Interventional cardiologists incorporate a variety of diagnostic tools during catheterization procedures in order to plan, guide, and assess therapies. Fluoroscopy is generally used to perform angiographic imaging of blood vessels. In turn, such blood vessel imaging is used by physicians to diagnose, locate and treat blood vessel disease during interventions such as bypass surgery or stent placement. Intravascular imaging technologies such as optical coherence tomography (OCT) and acoustic technologies such as intravascular ultrasound (IVUS) and others are also valuable tools that can be used in lieu of or in combination with fluoroscopy to obtain high-resolution data regarding the condition of the blood vessels for a given subject.
Fractional flow reserve (FFR) can also be used to evaluate a blood vessel during imaging and angiography. Intravascular OCT, IVUS, and FFR are invasive catheter-based systems that collect optical, ultrasound, and pressure data, respectively, from inside blood vessels or with respect to a sample of interest. Angiography is a noninvasive x-ray imaging method that collects data from outside the body during injection of a radio-opaque contrast fluid.
Intravascular optical coherence tomography is a catheter-based imaging modality that uses light to peer into coronary artery walls and generate images thereof for study. Utilizing coherent light, interferometry, and micro-optics, OCT can provide video-rate in-vivo tomography within a diseased vessel with micrometer level resolution. Viewing subsurface structures with high resolution using fiber-optic probes makes OCT especially useful for minimally invasive imaging of internal tissues and organs. This level of detail made possible with OCT allows a clinician to diagnose as well as monitor the progression of coronary artery disease.

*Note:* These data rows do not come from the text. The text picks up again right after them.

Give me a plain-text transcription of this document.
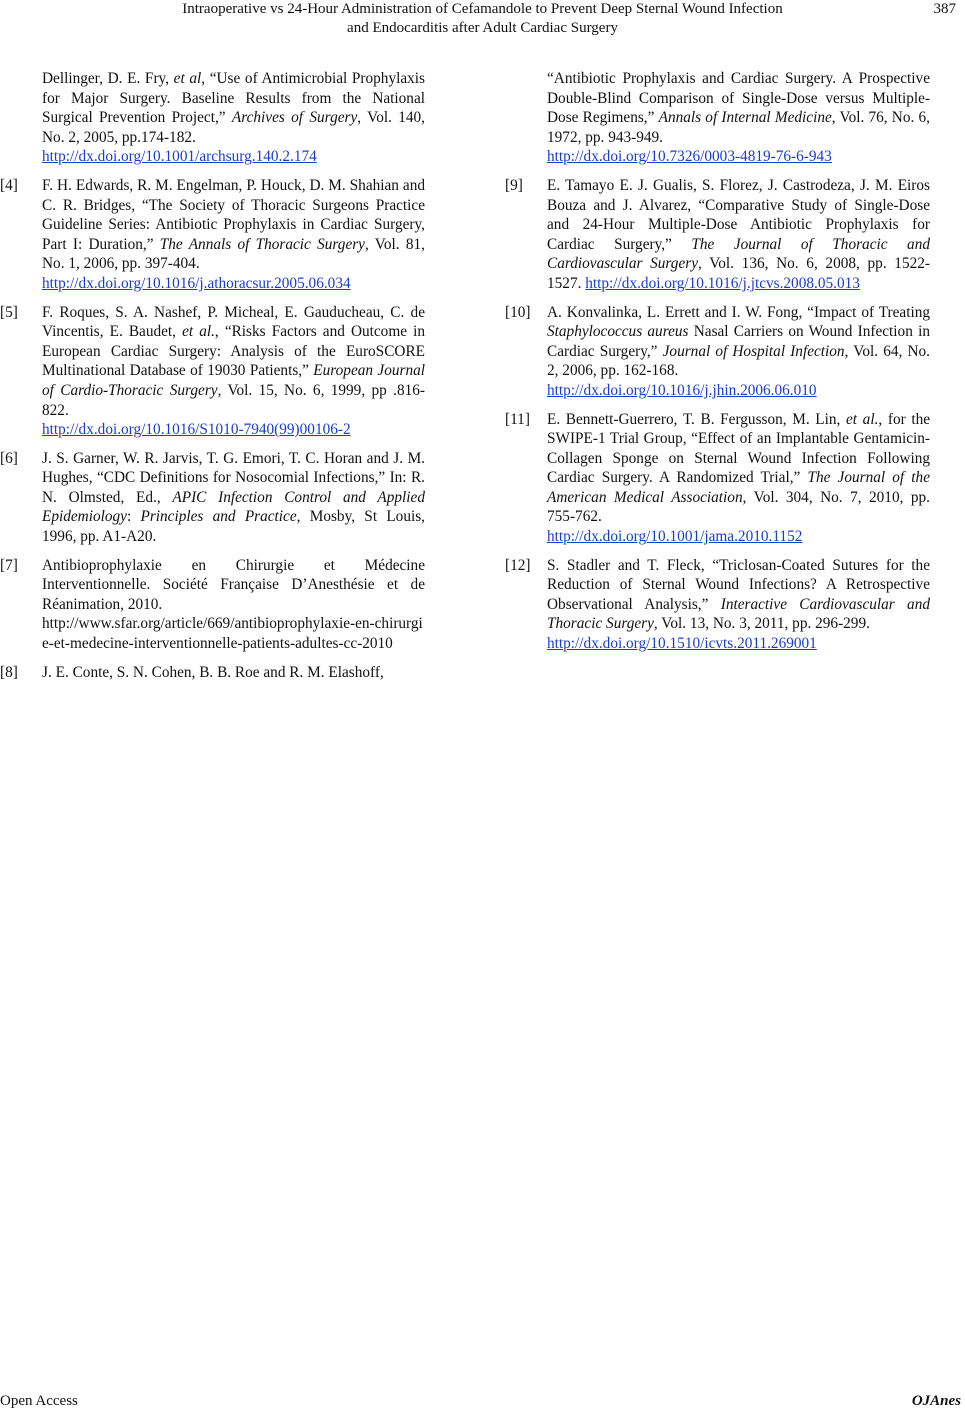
Intraoperative vs 24-Hour Administration of Cefamandole to Prevent Deep Sternal Wound Infection
and Endocarditis after Adult Cardiac Surgery
387
Dellinger, D. E. Fry, et al, “Use of Antimicrobial Prophylaxis for Major Surgery. Baseline Results from the National Surgical Prevention Project,” Archives of Surgery, Vol. 140, No. 2, 2005, pp.174-182.
http://dx.doi.org/10.1001/archsurg.140.2.174
[4] F. H. Edwards, R. M. Engelman, P. Houck, D. M. Shahian and C. R. Bridges, “The Society of Thoracic Surgeons Practice Guideline Series: Antibiotic Prophylaxis in Cardiac Surgery, Part I: Duration,” The Annals of Thoracic Surgery, Vol. 81, No. 1, 2006, pp. 397-404.
http://dx.doi.org/10.1016/j.athoracsur.2005.06.034
[5] F. Roques, S. A. Nashef, P. Micheal, E. Gauducheau, C. de Vincentis, E. Baudet, et al., “Risks Factors and Outcome in European Cardiac Surgery: Analysis of the EuroSCORE Multinational Database of 19030 Patients,” European Journal of Cardio-Thoracic Surgery, Vol. 15, No. 6, 1999, pp .816-822.
http://dx.doi.org/10.1016/S1010-7940(99)00106-2
[6] J. S. Garner, W. R. Jarvis, T. G. Emori, T. C. Horan and J. M. Hughes, “CDC Definitions for Nosocomial Infections,” In: R. N. Olmsted, Ed., APIC Infection Control and Applied Epidemiology: Principles and Practice, Mosby, St Louis, 1996, pp. A1-A20.
[7] Antibioprophylaxie en Chirurgie et Médecine Interventionnelle. Société Française D’Anesthésie et de Réanimation, 2010.
http://www.sfar.org/article/669/antibioprophylaxie-en-chirurgie-et-medecine-interventionnelle-patients-adultes-cc-2010
[8] J. E. Conte, S. N. Cohen, B. B. Roe and R. M. Elashoff,
“Antibiotic Prophylaxis and Cardiac Surgery. A Prospective Double-Blind Comparison of Single-Dose versus Multiple-Dose Regimens,” Annals of Internal Medicine, Vol. 76, No. 6, 1972, pp. 943-949.
http://dx.doi.org/10.7326/0003-4819-76-6-943
[9] E. Tamayo E. J. Gualis, S. Florez, J. Castrodeza, J. M. Eiros Bouza and J. Alvarez, “Comparative Study of Single-Dose and 24-Hour Multiple-Dose Antibiotic Prophylaxis for Cardiac Surgery,” The Journal of Thoracic and Cardiovascular Surgery, Vol. 136, No. 6, 2008, pp. 1522-1527. http://dx.doi.org/10.1016/j.jtcvs.2008.05.013
[10] A. Konvalinka, L. Errett and I. W. Fong, “Impact of Treating Staphylococcus aureus Nasal Carriers on Wound Infection in Cardiac Surgery,” Journal of Hospital Infection, Vol. 64, No. 2, 2006, pp. 162-168.
http://dx.doi.org/10.1016/j.jhin.2006.06.010
[11] E. Bennett-Guerrero, T. B. Fergusson, M. Lin, et al., for the SWIPE-1 Trial Group, “Effect of an Implantable Gentamicin-Collagen Sponge on Sternal Wound Infection Following Cardiac Surgery. A Randomized Trial,” The Journal of the American Medical Association, Vol. 304, No. 7, 2010, pp. 755-762.
http://dx.doi.org/10.1001/jama.2010.1152
[12] S. Stadler and T. Fleck, “Triclosan-Coated Sutures for the Reduction of Sternal Wound Infections? A Retrospective Observational Analysis,” Interactive Cardiovascular and Thoracic Surgery, Vol. 13, No. 3, 2011, pp. 296-299.
http://dx.doi.org/10.1510/icvts.2011.269001
Open Access	OJAnes
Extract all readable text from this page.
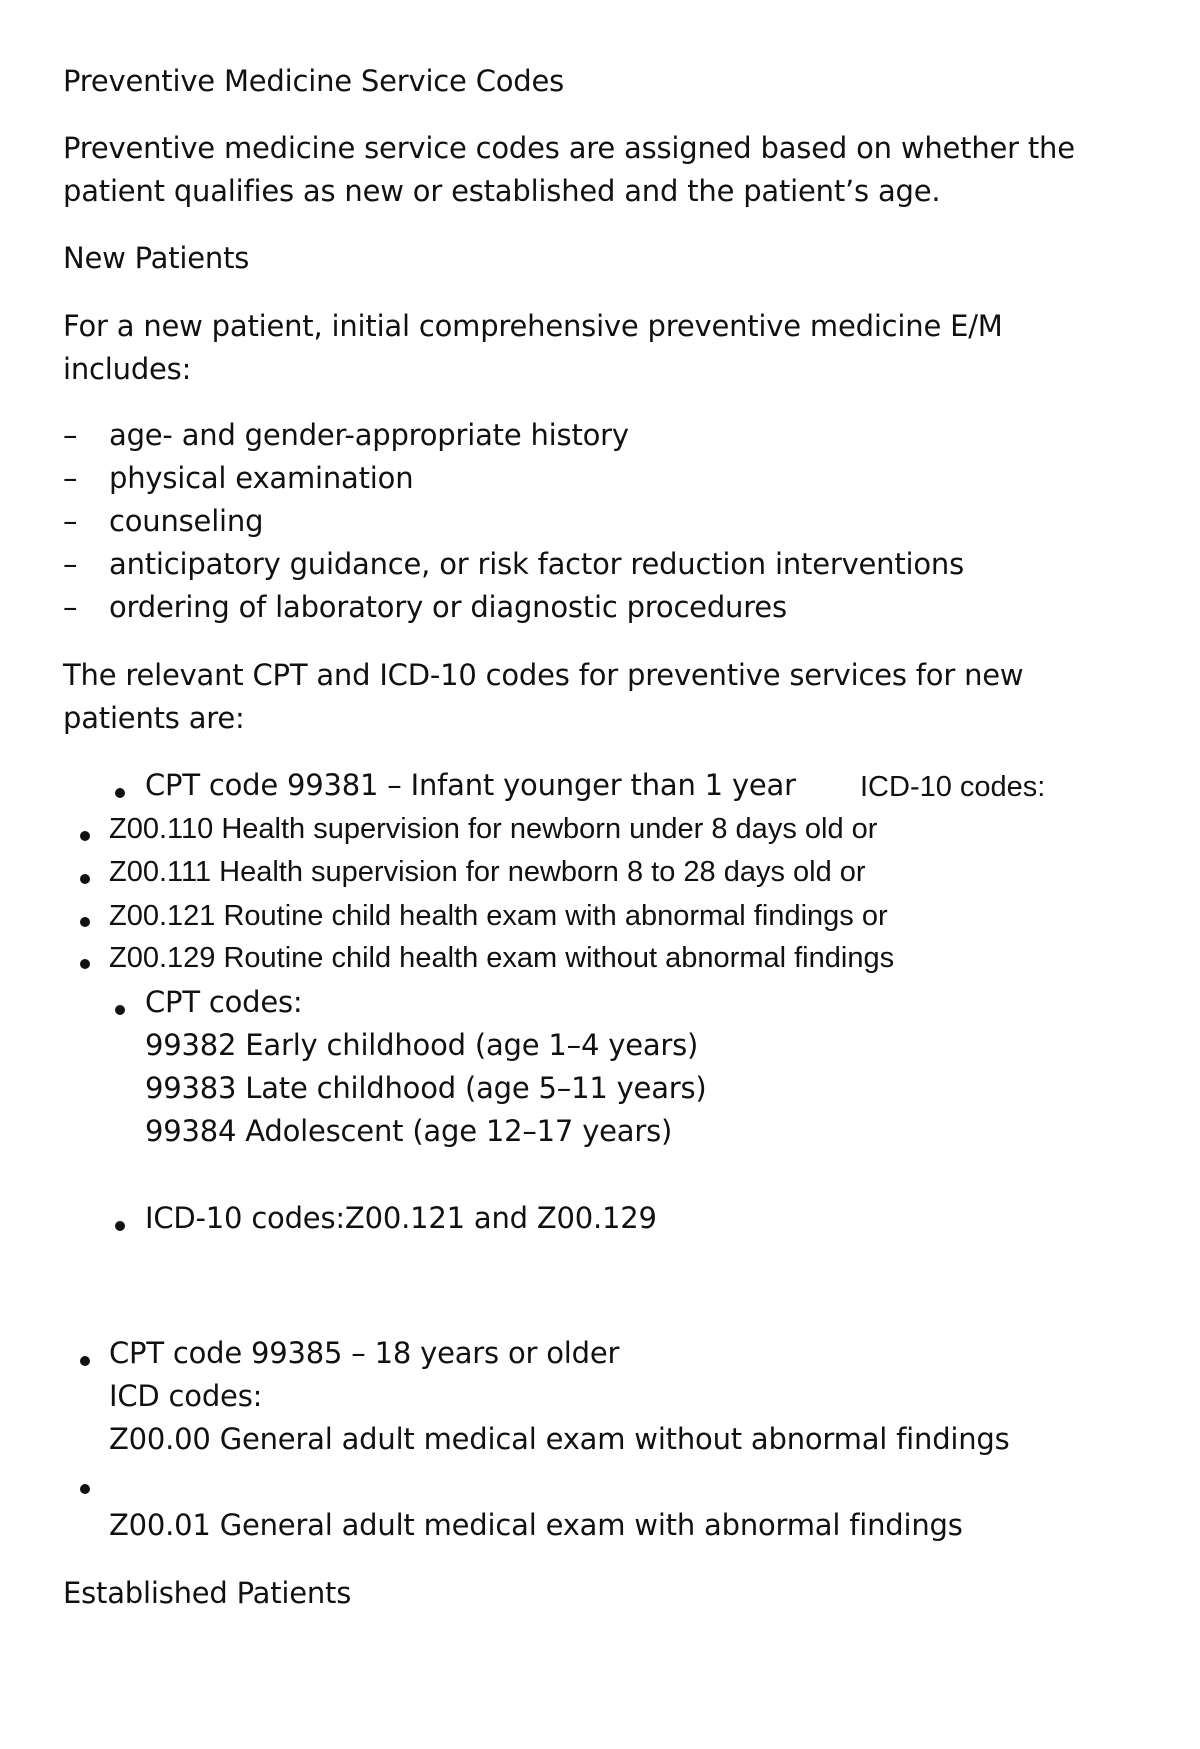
Preventive Medicine Service Codes
Preventive medicine service codes are assigned based on whether the
patient qualifies as new or established and the patient’s age.
New Patients
For a new patient, initial comprehensive preventive medicine E/M
includes:
– age- and gender-appropriate history
– physical examination
– counseling
– anticipatory guidance, or risk factor reduction interventions
– ordering of laboratory or diagnostic procedures
The relevant CPT and ICD-10 codes for preventive services for new
patients are:
CPT code 99381 – Infant younger than 1 year ICD-10 codes:
Z00.110 Health supervision for newborn under 8 days old or
Z00.111 Health supervision for newborn 8 to 28 days old or
Z00.121 Routine child health exam with abnormal findings or
Z00.129 Routine child health exam without abnormal findings
CPT codes:
99382 Early childhood (age 1–4 years)
99383 Late childhood (age 5–11 years)
99384 Adolescent (age 12–17 years)
ICD-10 codes:Z00.121 and Z00.129
CPT code 99385 – 18 years or older
ICD codes:
Z00.00 General adult medical exam without abnormal findings
Z00.01 General adult medical exam with abnormal findings
Established Patients
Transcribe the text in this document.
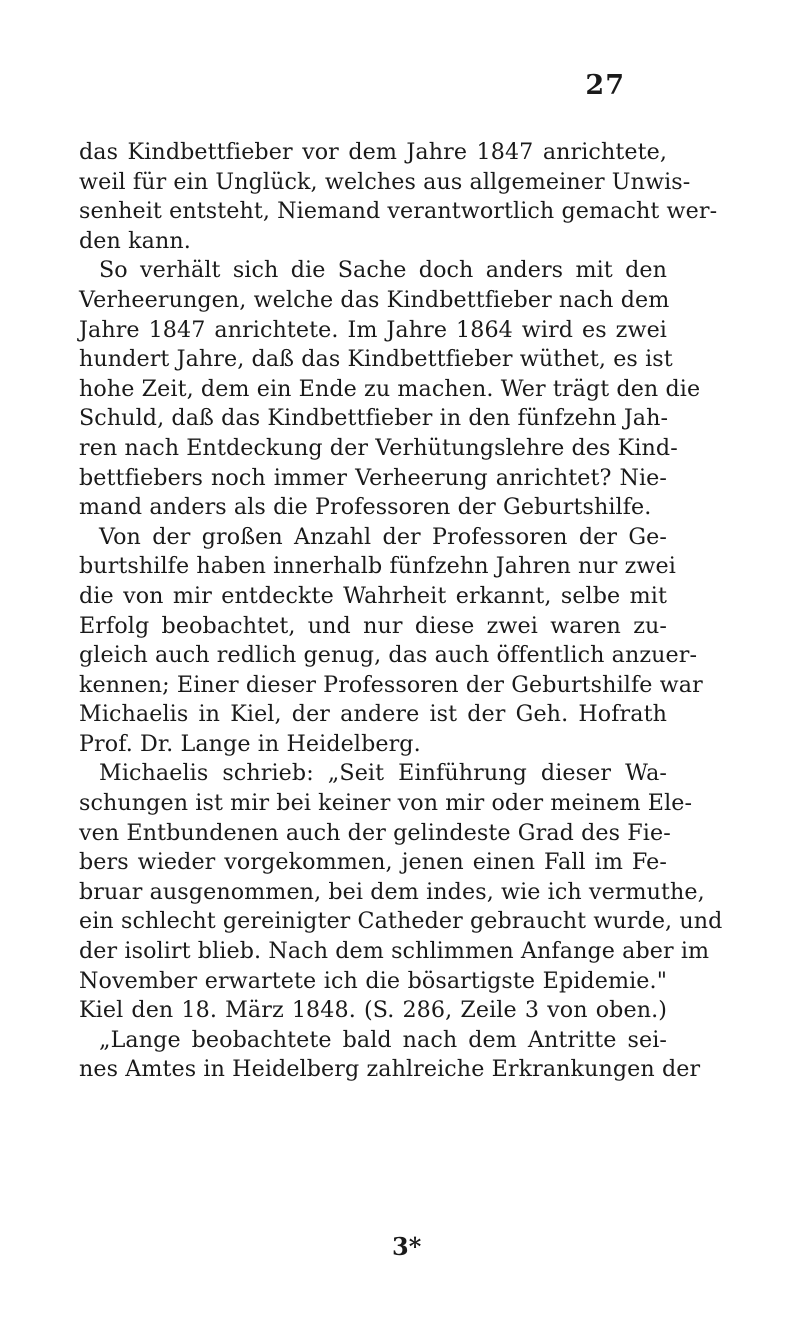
27
das Kindbettfieber vor dem Jahre 1847 anrichtete,
weil für ein Unglück, welches aus allgemeiner Unwis-
senheit entsteht, Niemand verantwortlich gemacht wer-
den kann.
So verhält sich die Sache doch anders mit den
Verheerungen, welche das Kindbettfieber nach dem
Jahre 1847 anrichtete. Im Jahre 1864 wird es zwei
hundert Jahre, daß das Kindbettfieber wüthet, es ist
hohe Zeit, dem ein Ende zu machen. Wer trägt den die
Schuld, daß das Kindbettfieber in den fünfzehn Jah-
ren nach Entdeckung der Verhütungslehre des Kind-
bettfiebers noch immer Verheerung anrichtet? Nie-
mand anders als die Professoren der Geburtshilfe.
Von der großen Anzahl der Professoren der Ge-
burtshilfe haben innerhalb fünfzehn Jahren nur zwei
die von mir entdeckte Wahrheit erkannt, selbe mit
Erfolg beobachtet, und nur diese zwei waren zu-
gleich auch redlich genug, das auch öffentlich anzuer-
kennen; Einer dieser Professoren der Geburtshilfe war
Michaelis in Kiel, der andere ist der Geh. Hofrath
Prof. Dr. Lange in Heidelberg.
Michaelis schrieb: „Seit Einführung dieser Wa-
schungen ist mir bei keiner von mir oder meinem Ele-
ven Entbundenen auch der gelindeste Grad des Fie-
bers wieder vorgekommen, jenen einen Fall im Fe-
bruar ausgenommen, bei dem indes, wie ich vermuthe,
ein schlecht gereinigter Catheder gebraucht wurde, und
der isolirt blieb. Nach dem schlimmen Anfange aber im
November erwartete ich die bösartigste Epidemie."
Kiel den 18. März 1848. (S. 286, Zeile 3 von oben.)
„Lange beobachtete bald nach dem Antritte sei-
nes Amtes in Heidelberg zahlreiche Erkrankungen der
3*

Given the complexity of the various technologies described above and the associated complexity of the datasets each of them generate, performing co-registration between two image-based technologies such as OCT and angiography is time consuming. As a result, challenges regarding real time co-registration of intravascular image data and angiography image data remain. Some co-registration techniques depend heavily on user interaction. Unfortunately, taxing an operator with significant user interaction during co-registrations such as requiring manually matching corresponding points in images, a long waiting period for the algorithms to return a co-registration, and finally verifying the results, makes such approaches impractical in many clinical scenarios. In addition, other approaches use data from asynchronous or third party controlled sources which results in timing irregularities. In addition, since contrast agents, such as dyes, are used with some intravascular imaging modalities that interfere with other noninvasive imaging modalities, imaging artifacts and errors can result which interfere with co-registration between such modalities.
Accordingly, a need therefore exists to address one or more of the challenges identified above relating to intravascular imaging and angiography imaging. Embodiments of the invention address these challenges and others.